Of the minute accuracy of this table ce have abundant proof: for instance (Ge 10:4), Tarshish is called the son of Javan. This indicates that the ancient inhabitants of Tarshish or Tartessus in Spain were erroneously considered to be a Phoenician colony like those of other towns in its neighborhood, and that they sprang from Javan, that is, Greece. That they were of Greek origin is clear from the account of Herodotus (1:163). Also (verse 8), Nimrod, the ruler of Babel, is called the son of Cush, which is in remarkable unison with the mythological tales concerning Bel and his Egyptian descent (comp. Diodor. Sic. 1:28, 81; Pausanias, 4:23, 5). Sidon alone is mentioned (verse 15), but not Tyrus (comp. 49:13), which arose only in the time of Joshua (Jos 19:29); and that Sidon was an older town than Tyrus, by which it was afterwards eclipsed, is certified by, a number of ancient reports (Comp. Hengstentberg, De Rebus Tyrioussi, page 6, 7).

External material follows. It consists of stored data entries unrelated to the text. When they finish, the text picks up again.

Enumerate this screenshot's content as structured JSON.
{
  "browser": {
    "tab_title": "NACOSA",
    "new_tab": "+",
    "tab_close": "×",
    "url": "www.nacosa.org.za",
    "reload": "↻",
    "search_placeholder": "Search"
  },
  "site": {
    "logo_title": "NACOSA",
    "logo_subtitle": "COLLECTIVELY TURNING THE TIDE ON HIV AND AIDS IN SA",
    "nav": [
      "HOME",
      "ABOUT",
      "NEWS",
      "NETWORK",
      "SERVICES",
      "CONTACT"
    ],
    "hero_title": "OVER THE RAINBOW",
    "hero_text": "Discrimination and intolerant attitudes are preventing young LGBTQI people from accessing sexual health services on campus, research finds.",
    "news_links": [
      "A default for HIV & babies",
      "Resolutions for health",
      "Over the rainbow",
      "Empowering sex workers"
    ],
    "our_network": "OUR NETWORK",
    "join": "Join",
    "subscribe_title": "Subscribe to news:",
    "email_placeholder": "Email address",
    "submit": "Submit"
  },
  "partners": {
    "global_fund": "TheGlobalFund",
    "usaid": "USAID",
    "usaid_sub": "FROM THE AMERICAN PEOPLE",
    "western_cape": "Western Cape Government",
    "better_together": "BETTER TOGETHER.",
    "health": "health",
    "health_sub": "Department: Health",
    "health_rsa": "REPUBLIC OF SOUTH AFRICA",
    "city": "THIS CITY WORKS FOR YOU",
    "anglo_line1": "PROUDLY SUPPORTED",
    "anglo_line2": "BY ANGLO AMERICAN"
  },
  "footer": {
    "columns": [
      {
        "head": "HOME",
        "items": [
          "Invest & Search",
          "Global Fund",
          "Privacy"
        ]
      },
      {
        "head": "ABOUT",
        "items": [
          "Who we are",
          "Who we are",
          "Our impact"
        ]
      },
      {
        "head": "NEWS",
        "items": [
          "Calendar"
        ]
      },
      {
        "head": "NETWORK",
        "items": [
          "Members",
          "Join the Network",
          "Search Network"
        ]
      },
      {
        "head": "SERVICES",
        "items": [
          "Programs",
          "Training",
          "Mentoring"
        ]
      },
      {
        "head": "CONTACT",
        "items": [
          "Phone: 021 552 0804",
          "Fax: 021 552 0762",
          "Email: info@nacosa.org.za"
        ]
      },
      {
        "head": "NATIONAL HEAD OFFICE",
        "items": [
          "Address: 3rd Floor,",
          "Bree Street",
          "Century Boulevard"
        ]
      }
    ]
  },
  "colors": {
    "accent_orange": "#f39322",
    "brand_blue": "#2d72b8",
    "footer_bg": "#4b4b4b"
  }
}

4. With the patriarchal history (12 sq.) begins a historical sketch of a peculiar character. The circumstantials details in it allow us to examine more closely the historical character of these accounts. The numerous descriptions of the mode of life in those days furnish us with a very vivid picture. We meet everywhere a sublime simplicity quite worthy of patriarchal life, and never to be found again in later history. One cannot suppose that it would have been possible in a later period, estranged from ancient simplicity, to invent such a picture.

The authencity of the patriarchal history could be attacked only by analogy, the true historical test of negative criticism; but the patriarchal history has no analogy; while a great historical fact, the Mosaical theocracy itself, might here be adduced in favor of the truth of Genesis. The theocracy stands without analogy in the history of the human race, and is, nevertheless, true above all historical doubt. But this theocracy cannot have entered into history without preparatory events. The facts which led to the introduction of the theocracy are contained in the accounts of Genesis. Moreover, this preparation of the theocracy could not consist in the ordinary providential guidance. The race of patriarchs advances to a marvelous destination: the road also leading, to this destination must be peculiar and extraordinary. The opponents of Genesis forget that the marvelous events of patriarchal history which offend them most, partake of that character of the whole by which alone this history becomes consmensurate and possible.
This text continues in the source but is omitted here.